Obama's campaign clout also will be questioned, although he has ample time to regroup before his 2012 re-election bid. Surveys show that many Americans hold a dimmer view of government as an institution than they do of the president as an individual. The AP-GfK poll found Obama's approval rating at 56 percent, about the same as in October. But approval of his handling of specific issues, including health care, is considerably lower. Underscoring the deep and persistent doubts that Americans seem to have about their government, a slight majority still thinks the nation is on the wrong track. The number ran as high as 78 percent just before Obama defeated John McCain in 2008.
But Obama and the Democratic-controlled Congress have been unable to keep the wrong-track number below 50 percent, according to polls that ask the question every month or so. That's about the average finding from 2003 through 2005, and better than the results from 2006 to 2008. If Democrats can find the tiniest of silver linings in Tuesday's results, it's this: Massachusetts pollsters detected a strong anti-incumbent mood among voters, which could hurt Republicans as well as Democrats. On Tuesday, it mainly hurt Coakley, because her party dominates state politics. In November, hundreds of Republican senators, House members, governors and other state officials will seek re-election nationwide, and a big anti-incumbent wave might sweep them out with their Democratic brethren.

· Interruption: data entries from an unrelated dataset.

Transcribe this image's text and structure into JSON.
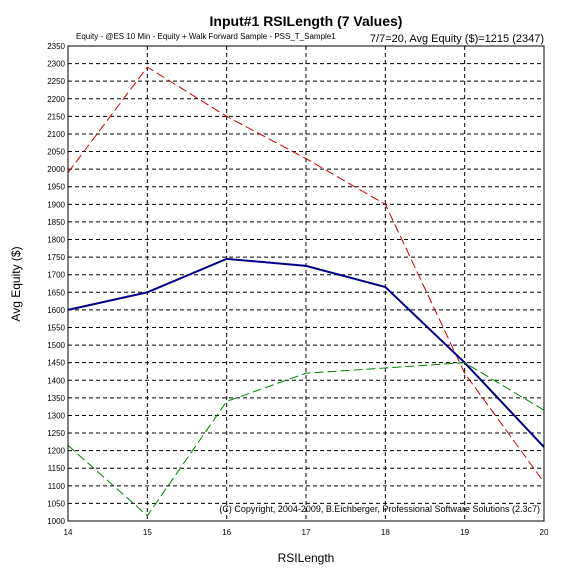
{
  "chart_data": {
    "type": "line",
    "title": "Input#1 RSILength (7 Values)",
    "subtitle": "Equity - @ES 10 Min - Equity + Walk Forward Sample - PSS_T_Sample1",
    "info": "7/7=20,   Avg Equity ($)=1215 (2347)",
    "copyright": "(C) Copyright, 2004-2009, B.Eichberger, Professional Software Solutions (2.3c7)",
    "xlabel": "RSILength",
    "ylabel": "Avg Equity ($)",
    "x": [
      14,
      15,
      16,
      17,
      18,
      19,
      20
    ],
    "xlim": [
      14,
      20
    ],
    "ylim": [
      1000,
      2350
    ],
    "ytick_step": 50,
    "grid": true,
    "series": [
      {
        "color": "#cc0000",
        "style": "dashed",
        "values": [
          1990,
          2290,
          2150,
          2030,
          1900,
          1420,
          1110
        ]
      },
      {
        "color": "#00008b",
        "style": "solid",
        "values": [
          1600,
          1650,
          1745,
          1725,
          1665,
          1450,
          1210
        ]
      },
      {
        "color": "#008000",
        "style": "dashed",
        "values": [
          1215,
          1015,
          1340,
          1420,
          1435,
          1450,
          1315
        ]
      }
    ]
  }
}
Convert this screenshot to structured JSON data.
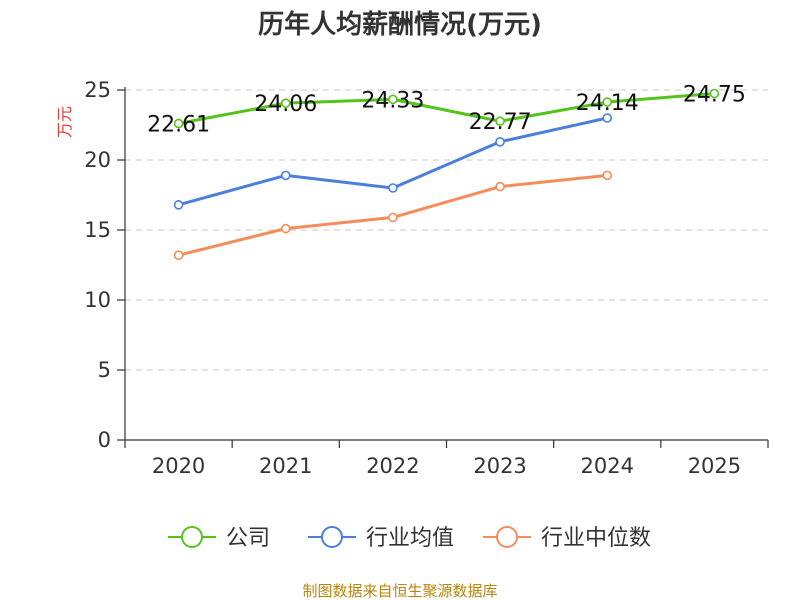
{
  "chart_data": {
    "type": "line",
    "title": "历年人均薪酬情况(万元)",
    "ylabel": "万元",
    "xlabel": "",
    "categories": [
      "2020",
      "2021",
      "2022",
      "2023",
      "2024",
      "2025"
    ],
    "ylim": [
      0,
      25
    ],
    "yticks": [
      0,
      5,
      10,
      15,
      20,
      25
    ],
    "grid": true,
    "legend_position": "bottom",
    "series": [
      {
        "name": "公司",
        "color": "#52c41a",
        "values": [
          22.61,
          24.06,
          24.33,
          22.77,
          24.14,
          24.75
        ],
        "labels": [
          "22.61",
          "24.06",
          "24.33",
          "22.77",
          "24.14",
          "24.75"
        ]
      },
      {
        "name": "行业均值",
        "color": "#4a7fdc",
        "values": [
          16.8,
          18.9,
          18.0,
          21.3,
          23.0,
          null
        ]
      },
      {
        "name": "行业中位数",
        "color": "#f58c5a",
        "values": [
          13.2,
          15.1,
          15.9,
          18.1,
          18.9,
          null
        ]
      }
    ]
  },
  "footer": {
    "source": "制图数据来自恒生聚源数据库"
  }
}
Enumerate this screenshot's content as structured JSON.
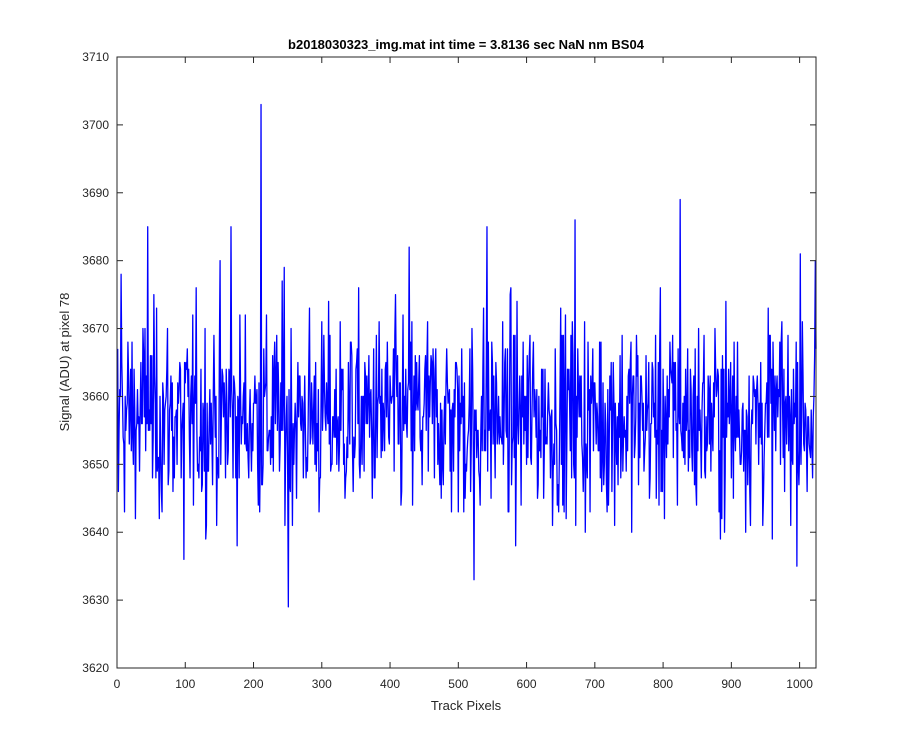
{
  "chart_data": {
    "type": "line",
    "title": "b2018030323_img.mat int time = 3.8136 sec  NaN nm BS04",
    "xlabel": "Track Pixels",
    "ylabel": "Signal (ADU) at pixel 78",
    "xlim": [
      0,
      1024
    ],
    "ylim": [
      3620,
      3710
    ],
    "xticks": [
      0,
      100,
      200,
      300,
      400,
      500,
      600,
      700,
      800,
      900,
      1000
    ],
    "yticks": [
      3620,
      3630,
      3640,
      3650,
      3660,
      3670,
      3680,
      3690,
      3700,
      3710
    ],
    "grid": false,
    "series_color": "#0000ff",
    "noise": {
      "n_points": 1024,
      "baseline": 3657,
      "min": 3629,
      "max": 3703
    },
    "notable_points": [
      {
        "x": 1,
        "y": 3646
      },
      {
        "x": 5,
        "y": 3678
      },
      {
        "x": 44,
        "y": 3685
      },
      {
        "x": 97,
        "y": 3636
      },
      {
        "x": 150,
        "y": 3680
      },
      {
        "x": 166,
        "y": 3685
      },
      {
        "x": 210,
        "y": 3703
      },
      {
        "x": 244,
        "y": 3679
      },
      {
        "x": 250,
        "y": 3629
      },
      {
        "x": 427,
        "y": 3682
      },
      {
        "x": 522,
        "y": 3633
      },
      {
        "x": 541,
        "y": 3685
      },
      {
        "x": 670,
        "y": 3686
      },
      {
        "x": 824,
        "y": 3689
      },
      {
        "x": 1000,
        "y": 3681
      },
      {
        "x": 1022,
        "y": 3680
      }
    ]
  }
}
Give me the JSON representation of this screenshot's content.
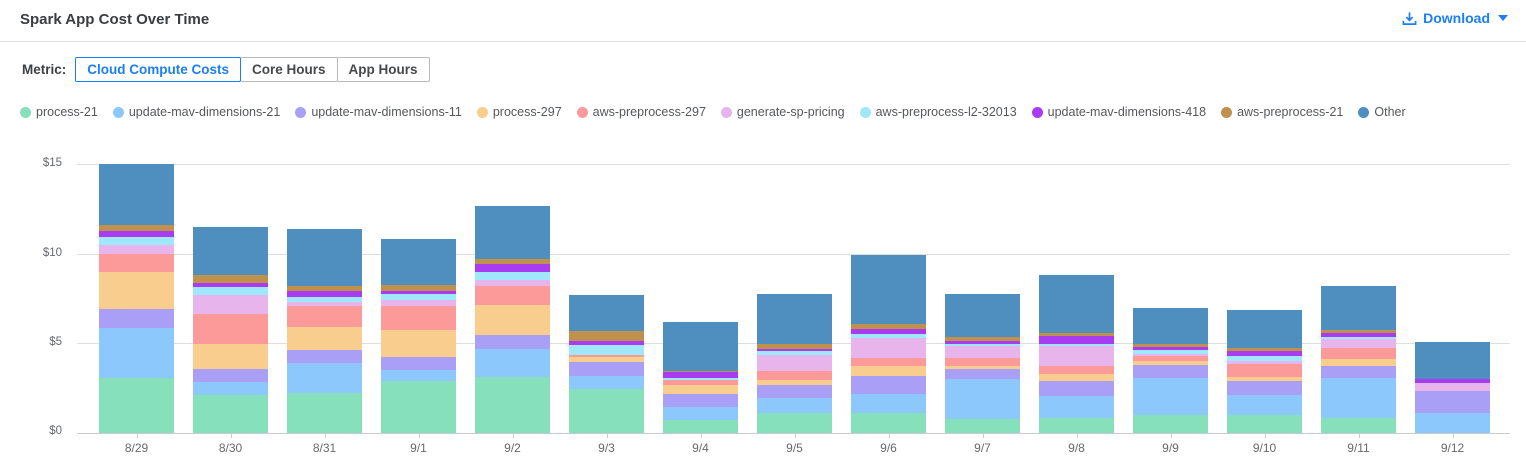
{
  "header": {
    "title": "Spark App Cost Over Time",
    "download_label": "Download"
  },
  "metric": {
    "label": "Metric:",
    "options": [
      {
        "label": "Cloud Compute Costs",
        "selected": true
      },
      {
        "label": "Core Hours",
        "selected": false
      },
      {
        "label": "App Hours",
        "selected": false
      }
    ]
  },
  "colors": {
    "accent_blue": "#1b7ff2",
    "axis_text": "#66696c",
    "legend_text": "#55585b",
    "gridline": "#dcdee0"
  },
  "chart_data": {
    "type": "bar",
    "stacked": true,
    "title": "Spark App Cost Over Time",
    "xlabel": "",
    "ylabel": "",
    "ylim": [
      0,
      15
    ],
    "ytick_labels": [
      "$0",
      "$5",
      "$10",
      "$15"
    ],
    "grid": true,
    "legend_position": "top",
    "x": [
      "8/29",
      "8/30",
      "8/31",
      "9/1",
      "9/2",
      "9/3",
      "9/4",
      "9/5",
      "9/6",
      "9/7",
      "9/8",
      "9/9",
      "9/10",
      "9/11",
      "9/12"
    ],
    "series": [
      {
        "name": "process-21",
        "color": "#85e0bb",
        "values": [
          3.1,
          2.15,
          2.25,
          2.9,
          3.15,
          2.45,
          0.75,
          1.1,
          1.1,
          0.8,
          0.85,
          1.0,
          1.0,
          0.85,
          0.0
        ]
      },
      {
        "name": "update-mav-dimensions-21",
        "color": "#8cc8fc",
        "values": [
          2.8,
          0.7,
          1.7,
          0.65,
          1.55,
          0.75,
          0.7,
          0.85,
          1.1,
          2.25,
          1.25,
          2.1,
          1.15,
          2.25,
          1.1
        ]
      },
      {
        "name": "update-mav-dimensions-11",
        "color": "#aa9ff7",
        "values": [
          1.05,
          0.75,
          0.7,
          0.7,
          0.8,
          0.8,
          0.75,
          0.75,
          1.0,
          0.55,
          0.8,
          0.7,
          0.75,
          0.65,
          1.25
        ]
      },
      {
        "name": "process-297",
        "color": "#f8cd8d",
        "values": [
          2.05,
          1.4,
          1.3,
          1.55,
          1.65,
          0.25,
          0.5,
          0.25,
          0.55,
          0.15,
          0.4,
          0.25,
          0.25,
          0.4,
          0.0
        ]
      },
      {
        "name": "aws-preprocess-297",
        "color": "#fc9a99",
        "values": [
          1.05,
          1.65,
          1.15,
          1.3,
          1.1,
          0.15,
          0.25,
          0.5,
          0.45,
          0.45,
          0.45,
          0.25,
          0.7,
          0.6,
          0.0
        ]
      },
      {
        "name": "generate-sp-pricing",
        "color": "#e8b4ec",
        "values": [
          0.5,
          1.1,
          0.25,
          0.35,
          0.3,
          0.0,
          0.0,
          0.95,
          1.15,
          0.65,
          1.1,
          0.15,
          0.2,
          0.5,
          0.45
        ]
      },
      {
        "name": "aws-preprocess-l2-32013",
        "color": "#9fe7fa",
        "values": [
          0.45,
          0.45,
          0.3,
          0.35,
          0.45,
          0.55,
          0.15,
          0.2,
          0.2,
          0.15,
          0.15,
          0.2,
          0.25,
          0.15,
          0.0
        ]
      },
      {
        "name": "update-mav-dimensions-418",
        "color": "#a93cf0",
        "values": [
          0.3,
          0.2,
          0.3,
          0.15,
          0.45,
          0.2,
          0.3,
          0.1,
          0.3,
          0.15,
          0.45,
          0.15,
          0.3,
          0.2,
          0.25
        ]
      },
      {
        "name": "aws-preprocess-21",
        "color": "#c0904d",
        "values": [
          0.35,
          0.45,
          0.3,
          0.35,
          0.3,
          0.55,
          0.1,
          0.3,
          0.25,
          0.25,
          0.15,
          0.2,
          0.15,
          0.2,
          0.0
        ]
      },
      {
        "name": "Other",
        "color": "#4e8fbf",
        "values": [
          3.45,
          2.7,
          3.2,
          2.55,
          2.95,
          2.05,
          2.7,
          2.8,
          3.85,
          2.4,
          3.25,
          2.0,
          2.15,
          2.45,
          2.05
        ]
      }
    ]
  }
}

So while the blame game in Massachusetts continues, it is clear that Brown’s victory is something for Republicans to celebrate for the moment and Coakley’s lost is a signal for Democrats to rethink some of their policies in Washington. However if both Democrats and Republicans look at the 2006 midterm elections until now and see how independent voters are voting they will realize that these voters are growing and more of them are tired of the status quo and are voting for non-incumbent candidates or candidates of the opposite party in control of state governments. Also since the 2006 midterm elections, American voters are leaning more toward candidates who campaign on their own message and not the talking points of a political party or a political ideology.
Thus 2010 might not be the year of the Republicans or the year of Democrats losing their huge majority but it might be the year of the Independent/Moderate movement who want politicians who are willing to campaign and work from the center instead of from the far right or far left because that just hasn’t worked to solve our nation’s issues.